What's the Difference Between Cantaloupe and Honeydew Melon
Cantaloupe or Honeydew – how do you decide which to purchase at the farmers market or roadside stand?
Let’s start out by learning what they each are.
Honeydew melon and cantaloupe are two members of the same species, Cucumis melo. Although they are closely related, they’re two different fruits. They are both sweet, but their appearance is different. Honeydew has a smooth, light-colored rind and green flesh, while cantaloupe has a darker, netted rind and orange flesh.
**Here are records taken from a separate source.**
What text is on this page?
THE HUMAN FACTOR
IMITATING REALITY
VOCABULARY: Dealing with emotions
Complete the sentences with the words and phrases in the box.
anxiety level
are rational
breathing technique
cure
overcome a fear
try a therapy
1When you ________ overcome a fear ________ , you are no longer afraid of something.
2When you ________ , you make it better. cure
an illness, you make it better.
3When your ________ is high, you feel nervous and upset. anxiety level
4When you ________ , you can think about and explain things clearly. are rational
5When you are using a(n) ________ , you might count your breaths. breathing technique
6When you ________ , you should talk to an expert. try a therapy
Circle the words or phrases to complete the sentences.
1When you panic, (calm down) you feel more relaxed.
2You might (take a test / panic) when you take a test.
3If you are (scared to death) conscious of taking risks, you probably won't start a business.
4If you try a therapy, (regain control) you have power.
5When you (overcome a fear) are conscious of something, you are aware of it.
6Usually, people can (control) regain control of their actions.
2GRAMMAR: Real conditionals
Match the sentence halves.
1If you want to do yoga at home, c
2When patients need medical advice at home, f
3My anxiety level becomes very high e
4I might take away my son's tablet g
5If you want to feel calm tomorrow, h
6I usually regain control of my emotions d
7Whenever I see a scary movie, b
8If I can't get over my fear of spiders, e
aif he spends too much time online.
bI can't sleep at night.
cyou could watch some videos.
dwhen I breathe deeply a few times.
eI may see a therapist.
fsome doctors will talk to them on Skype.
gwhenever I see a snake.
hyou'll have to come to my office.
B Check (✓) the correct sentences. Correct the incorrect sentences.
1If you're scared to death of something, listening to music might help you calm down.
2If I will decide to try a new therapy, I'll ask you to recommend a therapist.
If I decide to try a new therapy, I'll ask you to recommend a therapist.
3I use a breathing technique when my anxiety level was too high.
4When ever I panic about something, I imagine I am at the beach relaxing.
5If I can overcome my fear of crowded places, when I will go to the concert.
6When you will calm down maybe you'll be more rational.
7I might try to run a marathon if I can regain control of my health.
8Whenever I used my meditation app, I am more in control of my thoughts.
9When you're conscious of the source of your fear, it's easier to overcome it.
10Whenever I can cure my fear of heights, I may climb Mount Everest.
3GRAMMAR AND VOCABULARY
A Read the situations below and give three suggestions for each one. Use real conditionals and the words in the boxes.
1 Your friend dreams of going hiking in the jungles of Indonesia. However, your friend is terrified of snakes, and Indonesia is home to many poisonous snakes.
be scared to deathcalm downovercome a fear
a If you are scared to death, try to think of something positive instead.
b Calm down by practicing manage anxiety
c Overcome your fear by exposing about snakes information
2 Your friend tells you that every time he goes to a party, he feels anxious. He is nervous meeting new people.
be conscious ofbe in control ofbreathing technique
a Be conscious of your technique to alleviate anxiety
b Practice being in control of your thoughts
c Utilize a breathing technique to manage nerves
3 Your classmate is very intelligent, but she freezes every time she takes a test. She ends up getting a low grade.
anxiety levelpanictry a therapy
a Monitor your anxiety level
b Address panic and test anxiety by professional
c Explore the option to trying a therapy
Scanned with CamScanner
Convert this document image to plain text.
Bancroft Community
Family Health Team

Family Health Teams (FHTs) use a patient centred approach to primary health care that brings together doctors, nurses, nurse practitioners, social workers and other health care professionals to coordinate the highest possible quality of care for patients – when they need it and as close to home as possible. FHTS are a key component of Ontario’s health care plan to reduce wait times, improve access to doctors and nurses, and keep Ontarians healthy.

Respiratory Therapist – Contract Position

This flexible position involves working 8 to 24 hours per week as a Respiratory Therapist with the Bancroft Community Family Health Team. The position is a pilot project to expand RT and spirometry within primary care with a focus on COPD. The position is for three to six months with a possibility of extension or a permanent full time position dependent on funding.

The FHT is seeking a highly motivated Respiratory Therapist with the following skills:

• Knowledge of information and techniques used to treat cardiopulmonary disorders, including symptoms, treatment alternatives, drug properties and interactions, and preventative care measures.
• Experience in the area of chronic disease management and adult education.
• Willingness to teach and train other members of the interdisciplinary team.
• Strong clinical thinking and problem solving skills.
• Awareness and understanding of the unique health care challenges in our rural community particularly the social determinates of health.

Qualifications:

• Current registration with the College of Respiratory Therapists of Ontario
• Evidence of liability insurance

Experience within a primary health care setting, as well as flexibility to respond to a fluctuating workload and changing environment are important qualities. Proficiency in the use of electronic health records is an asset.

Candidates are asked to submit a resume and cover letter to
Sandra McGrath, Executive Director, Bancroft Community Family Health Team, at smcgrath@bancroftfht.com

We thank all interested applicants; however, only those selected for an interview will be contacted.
They both share similar nutritional benefits except for vitamin C and beta-carotene. Cantaloupe contains twice the amount of vitamin C as does honeydew, 61% DV versus 30% DV in honeydew. In vitamin A, Cantaloupe wins again with 68% DV compared to 1% DV in honeydew. Both are based on a 3.5 ounce serving. If it is beta carotene you are wanting, cantaloupe is the melon you want.
Honeydew and cantaloupe have more similarities than differences.
They both have 90% water content and the same number of calories per bite, as well
as similar amounts of fiber and phenol phytonutrients and similar trace amounts of
B vitamins and minerals.
These melons are loved for their juiciness and sweet flavor. They add color and firm texture to fruit salads and make a beautiful addition to a fruit platter. Since they have similar taste and texture, they can be used interchangeably in most recipes.
There is a taste difference in the two. Honeydew melon is slightly sweeter with a firm, green flesh, while cantaloupe has softer, orange flesh.
To choose cantaloupe and honeydew, follow these rules.
Select fragrant, symmetrical cantaloupes, heavy for their size with no visible bruises and a yellow or cream undertone. The stem end should give to gentle pressure. Honeydew should be well shaped and nearly spherical. They should have a waxy, not fuzzy surface and feel heavy for their size.
Food safety with cantaloupe and honeydew
When it is time to eat your melon, care should be taken to reduce the risk of unwanted bacteria entering the melon, especially on the cantaloupe who has a rough netting, a great place for bacteria to grow. Wash your hands and all utensils before and after cutting. Rinse the whole melon under cool running water; gently scrub the rind with a natural bristle brush, and then pat dry before slicing. This rinsing process will help remove unwanted bacterial contamination.
They both should be stored uncut at room temperature for up to 1 week. Once cut they must be refrigerated in an airtight container. Cantaloupe will last for up to 5 days, while honeydew melons will last up to 2 weeks in the refrigerator once cut.
Melons do not continue to ripen, or get sweeter once picked, yet they will soften somewhat.
To ripen, place the fruit in a brown paper bag rolled closed at the top to help the melon ripen faster for eating. Let sit for two to three days until they feel springy under slight pressure. Don’t forget to check for over ripeness. A softening of the entire rind and soft watery flesh shows this. Small bruises will not hurt the flesh, but large bruised areas should be avoided, since they generally cause soft, water-soaked areas underneath the rind.
You can purchase melons from the store or farmer's markets that are tasty during the summer. Just let your nose do the work for you and you should have a sweet treat for a hot summer day.
Honey Dew and Cantaloupe add color to this Summer Melon Fruit Salad. It is the perfect addition to whatever meal you are grilling outside. Substitute or add any fresh fruit you have.
Summer Melon Fruit Salad Recipe
- 1 cup Lemon Nonfat Yogurt
- 1 tablespoon Honey
- 1 teaspoon Lemon juice,
- 2 cups Watermelon, raw
- 2 cups Melons, honeydew and cantaloupe
- 2 cups Strawberries, raw
In a salad bowl, whisk together the lemon yogurt, honey, and lemon juice until smooth. Set in refrigerator to meld flavors. Arrange fruit in serving container. Before serving, gently fold in the fruit. Toss to coat and serve.
Nutrition Facts Per Serving:
99 calories; 3 g protein; 22 g carbohydrates; 38 mg sodium.